Today's Writer's Almanac Poem*, by Robert Bly, arrives in my in box, next to my friend Colette's email, like sweet, warm, sort of "Welcome home!" words.
Disoriented, rising at this hour of dark, when my head expects light, I recognize Bly's words alive and at work inside my being: "Navies are setting forth in my veins." Yes. Little ships are moving, porting packages from my heart toward other destinations in the body. African gifts of story, memory, warmth, are being toted through my blood stream as I wake and wonder where I am, and what this air is that moves from outside, through the cracks in my windows, over my exposed South-African-Zanzibarian-Kenyan-Ugandan-Ghanaian-sun-tanned limbs....
I am happy thinking of the Indian Ocean. I am ecstatic seeing Saddam Dzikunun-Bansah's face in my mind's eye, or hearing Dumisani Ntombelas's voice the other side of a line, sending me off with South African parting words. I giggle thinking of Nomi Nkomo's sweet, silly text messages standing in line at customs. I marvel at the Dorothy Amenuke-Art-house-Arthaus dreams still alive and being constructed in real life time in Kumasi -- as well as in my own imagination. I wonder about Ishaka Mawanda and Emily Morris and if they are carrying Africa with them in their now on-safari-in-Minnesota-blood streams...? (Surely, they must understand this poem and the way waking so early in the cold affects the heart, mind, spirit.) I hold the questions of Patrick Kilonzo and Kenyan-Paper-making-collaborations in my rising body -- along with a happy desire to return to the Eastern Cape and squeeze a beloved Auntie Mo Dabula by her 70th birthday....
I read "Welcome Home" emails from State Side family and friends with requests for my American address and imagine the Holiday greeting cards that will arrive at 2338 Marshall Avenue in St. Paul. (Where will these cards arrive next year, or years to come? What is my address? Where do I live?) Hmmmmm......Where does any of us really reside?
A woman named Nozi, who is not my South African Community Development friend from Nquthu, drops me a line wondering how she got onto my Africa-emails-list-serve. I wonder this, too. My head filled with poems and dizzy dawn dreams and so much desire to locate my body in a proper time, place, aligning all of me with what my heart knows. Where does Ms. Motloung live? What is her email address? Where am I? Where are you?

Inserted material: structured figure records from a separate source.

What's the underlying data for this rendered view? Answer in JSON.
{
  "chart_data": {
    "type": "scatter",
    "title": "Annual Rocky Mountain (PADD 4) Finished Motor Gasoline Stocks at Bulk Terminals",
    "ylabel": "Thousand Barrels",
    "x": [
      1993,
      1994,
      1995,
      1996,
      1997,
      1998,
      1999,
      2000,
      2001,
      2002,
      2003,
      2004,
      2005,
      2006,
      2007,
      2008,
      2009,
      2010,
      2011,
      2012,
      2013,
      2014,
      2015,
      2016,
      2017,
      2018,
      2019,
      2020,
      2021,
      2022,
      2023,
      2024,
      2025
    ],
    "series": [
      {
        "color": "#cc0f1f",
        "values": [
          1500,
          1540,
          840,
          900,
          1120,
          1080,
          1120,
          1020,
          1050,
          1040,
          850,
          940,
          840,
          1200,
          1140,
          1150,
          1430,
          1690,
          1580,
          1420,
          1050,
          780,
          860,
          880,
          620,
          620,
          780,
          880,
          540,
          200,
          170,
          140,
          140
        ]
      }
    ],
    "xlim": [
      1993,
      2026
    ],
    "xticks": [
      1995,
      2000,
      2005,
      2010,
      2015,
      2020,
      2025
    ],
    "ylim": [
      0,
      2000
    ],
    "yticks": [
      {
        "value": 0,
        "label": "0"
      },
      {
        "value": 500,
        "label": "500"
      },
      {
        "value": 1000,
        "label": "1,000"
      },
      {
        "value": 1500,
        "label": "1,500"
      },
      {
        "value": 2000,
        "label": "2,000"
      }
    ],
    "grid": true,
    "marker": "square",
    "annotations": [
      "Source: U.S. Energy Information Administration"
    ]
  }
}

Happy Morning. Happy Rising and Return Journeys to all who read this.
Inside the veins there are navies setting forth,
Tiny explosions at the waterlines,
And seagulls weaving in the wind of the salty blood.

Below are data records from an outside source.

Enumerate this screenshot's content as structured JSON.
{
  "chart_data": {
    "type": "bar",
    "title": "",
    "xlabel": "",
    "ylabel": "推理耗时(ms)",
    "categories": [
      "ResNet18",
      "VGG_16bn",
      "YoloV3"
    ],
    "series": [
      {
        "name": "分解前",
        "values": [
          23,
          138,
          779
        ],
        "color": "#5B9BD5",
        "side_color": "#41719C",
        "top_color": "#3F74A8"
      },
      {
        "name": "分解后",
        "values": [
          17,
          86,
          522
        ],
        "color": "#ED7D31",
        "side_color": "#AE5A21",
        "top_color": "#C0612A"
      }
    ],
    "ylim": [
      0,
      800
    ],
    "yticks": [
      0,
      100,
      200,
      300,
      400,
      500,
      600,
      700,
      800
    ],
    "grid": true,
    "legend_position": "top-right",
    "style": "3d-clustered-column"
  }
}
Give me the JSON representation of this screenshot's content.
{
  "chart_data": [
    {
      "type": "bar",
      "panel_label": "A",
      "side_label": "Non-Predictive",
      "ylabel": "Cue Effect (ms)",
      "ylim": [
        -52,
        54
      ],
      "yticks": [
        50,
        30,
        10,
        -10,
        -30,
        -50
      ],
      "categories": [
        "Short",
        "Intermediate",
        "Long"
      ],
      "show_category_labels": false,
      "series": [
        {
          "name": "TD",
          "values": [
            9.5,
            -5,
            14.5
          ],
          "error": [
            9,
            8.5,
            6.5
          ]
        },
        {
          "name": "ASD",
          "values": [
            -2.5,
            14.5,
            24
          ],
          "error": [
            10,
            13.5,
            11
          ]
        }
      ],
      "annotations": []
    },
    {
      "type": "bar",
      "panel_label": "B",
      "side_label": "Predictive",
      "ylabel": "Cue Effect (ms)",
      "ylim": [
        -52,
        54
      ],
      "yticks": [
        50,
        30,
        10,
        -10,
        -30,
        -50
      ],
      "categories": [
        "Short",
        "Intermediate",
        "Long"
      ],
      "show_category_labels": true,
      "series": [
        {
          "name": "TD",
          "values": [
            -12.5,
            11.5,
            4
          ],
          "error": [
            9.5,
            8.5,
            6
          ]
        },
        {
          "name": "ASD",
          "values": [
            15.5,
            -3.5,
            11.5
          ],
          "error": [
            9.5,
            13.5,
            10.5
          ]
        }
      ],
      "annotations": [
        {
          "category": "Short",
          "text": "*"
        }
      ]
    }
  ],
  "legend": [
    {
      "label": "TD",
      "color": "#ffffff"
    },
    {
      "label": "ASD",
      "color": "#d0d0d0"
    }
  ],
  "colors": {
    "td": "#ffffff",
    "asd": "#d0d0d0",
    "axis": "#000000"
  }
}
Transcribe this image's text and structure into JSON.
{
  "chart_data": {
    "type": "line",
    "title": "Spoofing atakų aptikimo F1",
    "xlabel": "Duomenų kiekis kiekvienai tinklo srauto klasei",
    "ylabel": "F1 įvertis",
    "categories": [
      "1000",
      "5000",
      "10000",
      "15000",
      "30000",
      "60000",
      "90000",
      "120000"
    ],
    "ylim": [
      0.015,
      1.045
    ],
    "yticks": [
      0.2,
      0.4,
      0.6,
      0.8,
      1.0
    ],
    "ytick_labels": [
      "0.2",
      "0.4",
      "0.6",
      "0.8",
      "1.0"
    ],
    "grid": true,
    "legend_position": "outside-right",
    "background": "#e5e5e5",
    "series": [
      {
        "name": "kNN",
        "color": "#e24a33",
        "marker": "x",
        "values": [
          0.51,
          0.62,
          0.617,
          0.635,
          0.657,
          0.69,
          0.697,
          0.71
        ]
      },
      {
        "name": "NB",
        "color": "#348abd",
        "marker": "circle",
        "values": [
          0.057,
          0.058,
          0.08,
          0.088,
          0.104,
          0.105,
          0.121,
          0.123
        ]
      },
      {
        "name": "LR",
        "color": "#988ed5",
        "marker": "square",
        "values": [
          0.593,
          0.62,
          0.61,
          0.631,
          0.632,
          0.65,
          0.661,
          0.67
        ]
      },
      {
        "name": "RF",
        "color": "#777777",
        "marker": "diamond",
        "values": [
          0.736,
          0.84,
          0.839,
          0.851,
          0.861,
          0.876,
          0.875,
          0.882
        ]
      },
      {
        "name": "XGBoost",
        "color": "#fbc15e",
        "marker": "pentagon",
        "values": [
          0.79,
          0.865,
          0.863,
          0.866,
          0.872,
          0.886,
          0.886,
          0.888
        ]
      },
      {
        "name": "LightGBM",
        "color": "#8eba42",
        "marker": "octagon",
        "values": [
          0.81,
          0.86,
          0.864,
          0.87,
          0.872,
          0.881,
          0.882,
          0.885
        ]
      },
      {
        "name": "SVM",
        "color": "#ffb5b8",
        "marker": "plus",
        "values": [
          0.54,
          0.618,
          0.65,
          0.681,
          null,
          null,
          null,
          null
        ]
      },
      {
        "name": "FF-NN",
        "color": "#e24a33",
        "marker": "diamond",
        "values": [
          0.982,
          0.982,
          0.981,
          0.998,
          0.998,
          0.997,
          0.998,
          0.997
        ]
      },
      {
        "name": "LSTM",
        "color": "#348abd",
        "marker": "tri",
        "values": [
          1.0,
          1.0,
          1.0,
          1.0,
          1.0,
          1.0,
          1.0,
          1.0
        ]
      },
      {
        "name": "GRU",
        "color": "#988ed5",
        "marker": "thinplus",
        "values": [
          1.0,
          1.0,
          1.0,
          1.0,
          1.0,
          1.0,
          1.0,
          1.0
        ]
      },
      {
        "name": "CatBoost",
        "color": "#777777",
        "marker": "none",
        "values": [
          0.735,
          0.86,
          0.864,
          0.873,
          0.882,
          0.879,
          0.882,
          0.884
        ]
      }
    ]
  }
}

It is the morning. The country has slept the whole winter.
Window seats were covered with fur skins, the yard was full
Of stiff dogs, and hands that clumsily held heavy books.
Now we wake, and rise from bed, and eat breakfast!
Shouts rise from the harbor of the blood,
Mist, and masts rising, the knock of wooden tackle in the sunlight.
Now we sing, and do tiny dances on the kitchen floor.
Our whole body is like a harbor at dawn;
We know that our master has left us for the day.